EdtechX Holdings (EdtechX), a special purpose acquisition company (SPAC) seeking to acquire a target in the education services and education technology industry, is to merge with Meten Education (China) (Meten).
Meten and its digital platform Likeshuo are a market leader in English Learning Training (ELT) in China. The combined entity (New Holdco) will operate as Meten EdtechX and focus on providing English and future skills training for a growing market of Chinese students and young professionals. Meten EdtechX intends to pursue expansion plans including market consolidation in China and the roll out of Meten’s existing omni-channel distribution platform, combining digital delivery and strategic retail presence, across a total addressable market of more than 600 cities in China.
EdtechX, headquartered in London (UK) and listed on the Nasdaq in October 2018, was formed to build an industry leading platform of next-generation education and training businesses through targeted acquisition, consolidation and development of companies that are growing, profitable and early adopters of technology. EdtechX is sponsored by affiliates of a specialist “edtech” investment bank, IBIS Capital, and Azimut Enterprises, a Milan based global asset management firm with approximately USD61 billion in AUM.
Meten, headquartered in Shenzhen in the heart of the Chinese Silicon Valley, is a market leader in ELT in China, with a No1 position in the adult ELT segment (source: Frost & Sullivan). Meten operates an omnichannel (retail and digital) business comprising a nationwide network of 149 new generation learning centres (covering 32 cities in 14 provinces) under the brands Meten (adult) and ABC (junior brand), as well as the popular English digital tutoring platform for young professionals, Likeshuo. In January 2019, Meten raised a series C of USD43 million led by China International Capital Corporation (CICC).
Meten has grown rapidly and profitably to reach USD200 million (RMB1,424m) in revenue and USD20.1 million (RMB144m) in EBITDA in 2018, up from USD113.9 million (RMB 802m) in revenue and USD2.4 million (RMB17.1m) 1 in EBITDA in 2016, representing a 2-year revenue CAGR of 33 per cent and 2-year EBITDA CAGR of 190 per cent.
The merger consideration in the transaction implies USD535 million in equity value for Meten. In connection with the transaction, EdtechX may provide Meten with up to USD100 million of capital, including through the drawdown of up to USD20 million from an irrevocable commitment provided by Azimut pursuant to a forward purchase contract originally entered into in connection with EdtechX’s initial public offering2. These proceeds are expected to mostly fund future expansion as well as potential synergistic and accretive acquisitions3.
According to research published by Citibank, the ELT market in China is expected to grow to USD43 billion in 2022, representing a 21 per cent CAGR, mainly driven by growing expenditure on education, urbanisation, increasing awareness of the importance of English, and technology development.

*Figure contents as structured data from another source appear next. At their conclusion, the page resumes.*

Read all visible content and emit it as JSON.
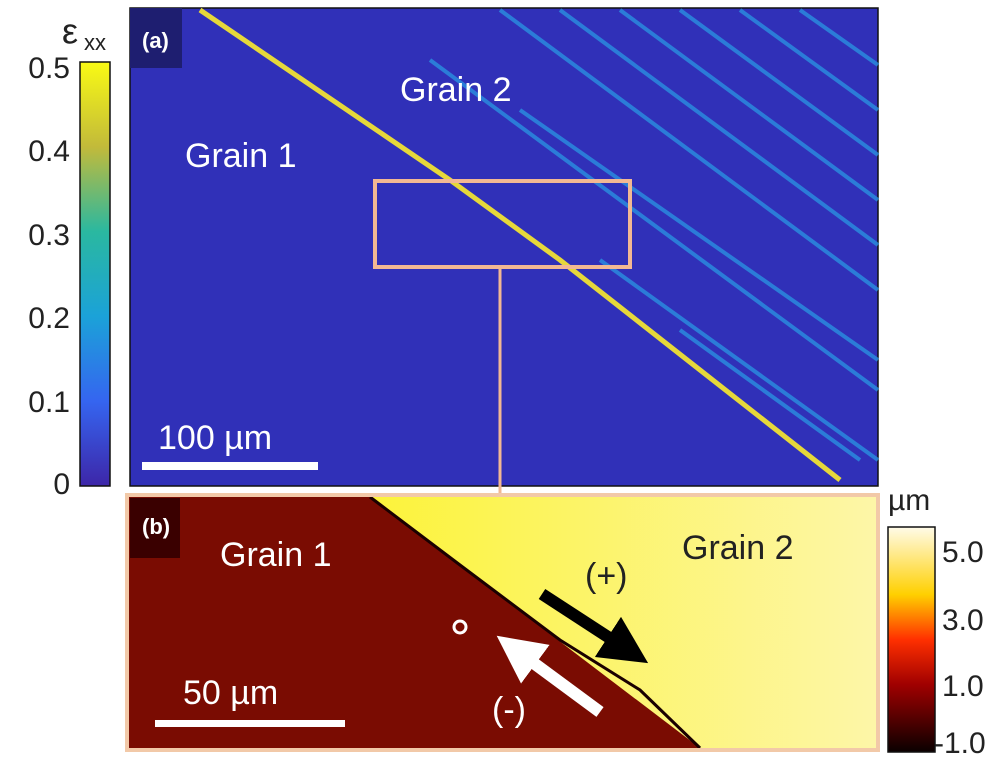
{
  "colorbar_a": {
    "symbol": "ε",
    "subscript": "xx",
    "ticks": [
      "0.5",
      "0.4",
      "0.3",
      "0.2",
      "0.1",
      "0"
    ]
  },
  "panel_a": {
    "tag": "(a)",
    "grain_2": "Grain 2",
    "grain_1": "Grain 1",
    "scale_bar": "100 µm"
  },
  "panel_b": {
    "tag": "(b)",
    "grain_1": "Grain 1",
    "grain_2": "Grain 2",
    "scale_bar": "50 µm",
    "plus": "(+)",
    "minus": "(-)"
  },
  "colorbar_b": {
    "unit": "µm",
    "ticks": [
      "5.0",
      "3.0",
      "1.0",
      "-1.0"
    ]
  }
}
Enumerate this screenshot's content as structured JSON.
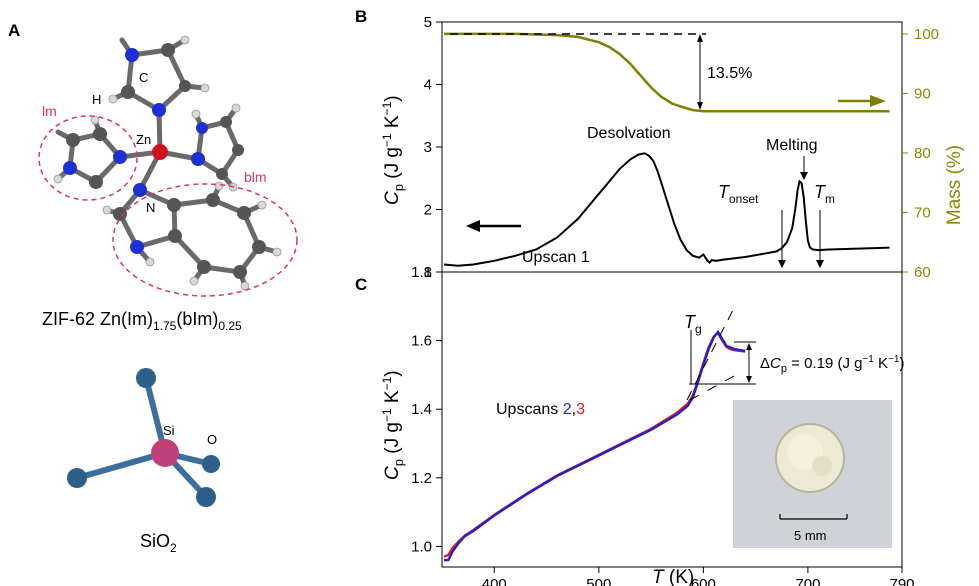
{
  "panels": {
    "a": {
      "letter": "A",
      "zif_labels": {
        "im": "lm",
        "bim": "blm",
        "zn": "Zn",
        "n": "N",
        "c": "C",
        "h": "H"
      },
      "zif_formula": {
        "base": "ZIF-62 Zn(Im)",
        "sub1": "1.75",
        "mid": "(bIm)",
        "sub2": "0.25"
      },
      "sio2_labels": {
        "si": "Si",
        "o": "O"
      },
      "sio2_formula": {
        "base": "SiO",
        "sub": "2"
      }
    },
    "b": {
      "letter": "B"
    },
    "c": {
      "letter": "C"
    }
  },
  "colors": {
    "mass_curve": "#7f7f00",
    "mass_axis": "#8a8a00",
    "upscan2": "#1f1fd6",
    "upscan3": "#e01c1c",
    "im_circle": "#e0306a",
    "n_atom": "#1f2fd6",
    "zn_atom": "#d01020",
    "c_atom": "#555555",
    "si_atom": "#c0407a",
    "o_atom": "#2c5f8a"
  },
  "chart_data": [
    {
      "type": "line",
      "panel": "B",
      "x_units": "K",
      "xlim": [
        350,
        790
      ],
      "ylim": [
        1,
        5
      ],
      "ylabel": "C_p (J g^-1 K^-1)",
      "ylabel_parts": {
        "c": "C",
        "p": "p",
        "units1": " (J g",
        "sup1": "−1",
        "units2": " K",
        "sup2": "−1",
        "units3": ")"
      },
      "y_ticks": [
        1,
        2,
        3,
        4,
        5
      ],
      "y2lim": [
        60,
        102
      ],
      "y2label": "Mass (%)",
      "y2_ticks": [
        60,
        70,
        80,
        90,
        100
      ],
      "series": [
        {
          "name": "Upscan 1",
          "axis": "left",
          "x": [
            352,
            365,
            380,
            400,
            420,
            440,
            460,
            480,
            495,
            510,
            520,
            530,
            538,
            544,
            548,
            552,
            556,
            560,
            566,
            572,
            578,
            584,
            590,
            596,
            600,
            604,
            606,
            608,
            612,
            620,
            640,
            660,
            670,
            675,
            680,
            685,
            688,
            690,
            692,
            694,
            696,
            698,
            700,
            702,
            705,
            710,
            720,
            740,
            760,
            778
          ],
          "y": [
            1.12,
            1.1,
            1.12,
            1.18,
            1.26,
            1.36,
            1.55,
            1.85,
            2.15,
            2.45,
            2.65,
            2.8,
            2.88,
            2.9,
            2.86,
            2.78,
            2.62,
            2.42,
            2.1,
            1.78,
            1.52,
            1.35,
            1.26,
            1.23,
            1.28,
            1.18,
            1.15,
            1.19,
            1.18,
            1.2,
            1.24,
            1.3,
            1.33,
            1.38,
            1.48,
            1.7,
            2.02,
            2.3,
            2.45,
            2.42,
            2.2,
            1.82,
            1.5,
            1.39,
            1.36,
            1.35,
            1.36,
            1.37,
            1.38,
            1.39
          ]
        },
        {
          "name": "Mass",
          "axis": "right",
          "x": [
            352,
            420,
            460,
            480,
            500,
            510,
            520,
            530,
            540,
            550,
            560,
            570,
            580,
            590,
            600,
            610,
            640,
            700,
            778
          ],
          "y": [
            100,
            100,
            99.8,
            99.5,
            98.6,
            97.8,
            96.6,
            95.0,
            93.0,
            91.0,
            89.4,
            88.3,
            87.7,
            87.2,
            87.0,
            87.0,
            87.0,
            87.0,
            87.0
          ]
        }
      ],
      "annotations": {
        "desolvation": "Desolvation",
        "melting": "Melting",
        "t_onset": {
          "t": "T",
          "sub": "onset"
        },
        "t_m": {
          "t": "T",
          "sub": "m"
        },
        "upscan1": "Upscan 1",
        "mass_loss": "13.5%"
      }
    },
    {
      "type": "line",
      "panel": "C",
      "xlabel": "T (K)",
      "xlabel_parts": {
        "t": "T",
        "units": " (K)"
      },
      "x_ticks": [
        400,
        500,
        600,
        700,
        790
      ],
      "xlim": [
        350,
        790
      ],
      "ylim": [
        0.94,
        1.8
      ],
      "ylabel": "C_p (J g^-1 K^-1)",
      "ylabel_parts": {
        "c": "C",
        "p": "p",
        "units1": " (J g",
        "sup1": "−1",
        "units2": " K",
        "sup2": "−1",
        "units3": ")"
      },
      "y_ticks": [
        1.0,
        1.2,
        1.4,
        1.6,
        1.8
      ],
      "series": [
        {
          "name": "2",
          "x": [
            352,
            356,
            360,
            366,
            372,
            380,
            400,
            430,
            460,
            490,
            520,
            550,
            575,
            585,
            590,
            595,
            600,
            605,
            610,
            614,
            618,
            622,
            626,
            630,
            640
          ],
          "y": [
            0.96,
            0.96,
            0.985,
            1.01,
            1.03,
            1.045,
            1.09,
            1.15,
            1.205,
            1.25,
            1.295,
            1.34,
            1.385,
            1.41,
            1.435,
            1.48,
            1.53,
            1.575,
            1.61,
            1.625,
            1.605,
            1.585,
            1.58,
            1.575,
            1.57
          ]
        },
        {
          "name": "3",
          "x": [
            352,
            356,
            360,
            366,
            372,
            380,
            400,
            430,
            460,
            490,
            520,
            550,
            575,
            585,
            590,
            595,
            600,
            605,
            610,
            614,
            618,
            622,
            626,
            630,
            640
          ],
          "y": [
            0.97,
            0.975,
            0.995,
            1.015,
            1.032,
            1.048,
            1.092,
            1.152,
            1.207,
            1.252,
            1.297,
            1.343,
            1.39,
            1.416,
            1.44,
            1.485,
            1.535,
            1.58,
            1.612,
            1.622,
            1.6,
            1.582,
            1.575,
            1.572,
            1.568
          ]
        }
      ],
      "annotations": {
        "t_g": {
          "t": "T",
          "sub": "g"
        },
        "delta_cp": {
          "delta": "Δ",
          "c": "C",
          "p": "p",
          "rest1": " = 0.19 (J g",
          "sup1": "−1",
          "rest2": " K",
          "sup2": "−1",
          "rest3": ")"
        },
        "upscans": {
          "prefix": "Upscans ",
          "n2": "2",
          "comma": ",",
          "n3": "3"
        },
        "scale_bar": "5 mm"
      }
    }
  ]
}
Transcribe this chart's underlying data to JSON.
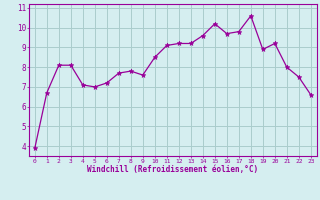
{
  "x": [
    0,
    1,
    2,
    3,
    4,
    5,
    6,
    7,
    8,
    9,
    10,
    11,
    12,
    13,
    14,
    15,
    16,
    17,
    18,
    19,
    20,
    21,
    22,
    23
  ],
  "y": [
    3.9,
    6.7,
    8.1,
    8.1,
    7.1,
    7.0,
    7.2,
    7.7,
    7.8,
    7.6,
    8.5,
    9.1,
    9.2,
    9.2,
    9.6,
    10.2,
    9.7,
    9.8,
    10.6,
    8.9,
    9.2,
    8.0,
    7.5,
    6.6
  ],
  "line_color": "#990099",
  "marker": "*",
  "marker_size": 3.5,
  "bg_color": "#d5eef0",
  "grid_color": "#aacccc",
  "xlabel": "Windchill (Refroidissement éolien,°C)",
  "xlabel_color": "#990099",
  "tick_color": "#990099",
  "ylim": [
    3.5,
    11.2
  ],
  "xlim": [
    -0.5,
    23.5
  ],
  "yticks": [
    4,
    5,
    6,
    7,
    8,
    9,
    10,
    11
  ],
  "xticks": [
    0,
    1,
    2,
    3,
    4,
    5,
    6,
    7,
    8,
    9,
    10,
    11,
    12,
    13,
    14,
    15,
    16,
    17,
    18,
    19,
    20,
    21,
    22,
    23
  ]
}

According to research published by Morgan Stanley, the fast paced urbanisation of China drives demand for education, vocational training and edtech services. By 2030, online tutoring could be utilised by over 30 per cent of Chinese in education, rising from 10 per cent now, and so represents a USD150 billion market.
EdtechX Co-Founders, Benjamin Vedrenne-Cloquet (CEO) and Charles McIntyre (Chairman and CIO) declared in a joint statement:
“The growing urban Chinese middle class’ aspirations for their own careers and their children’s academic success is unleashing large consumer spend and investment opportunities for the education and lifelong learning markets in China. Education in China has become the ultimate consumer good. Demand for tutoring, English language training, job-oriented up-skilling, is growing at double-digit rate. Meten EdtechX will operate at the heart of this with a market leading position in the ELT segment and a profitable omnichannel business model combining strategic retail presence, technology and digital delivery.”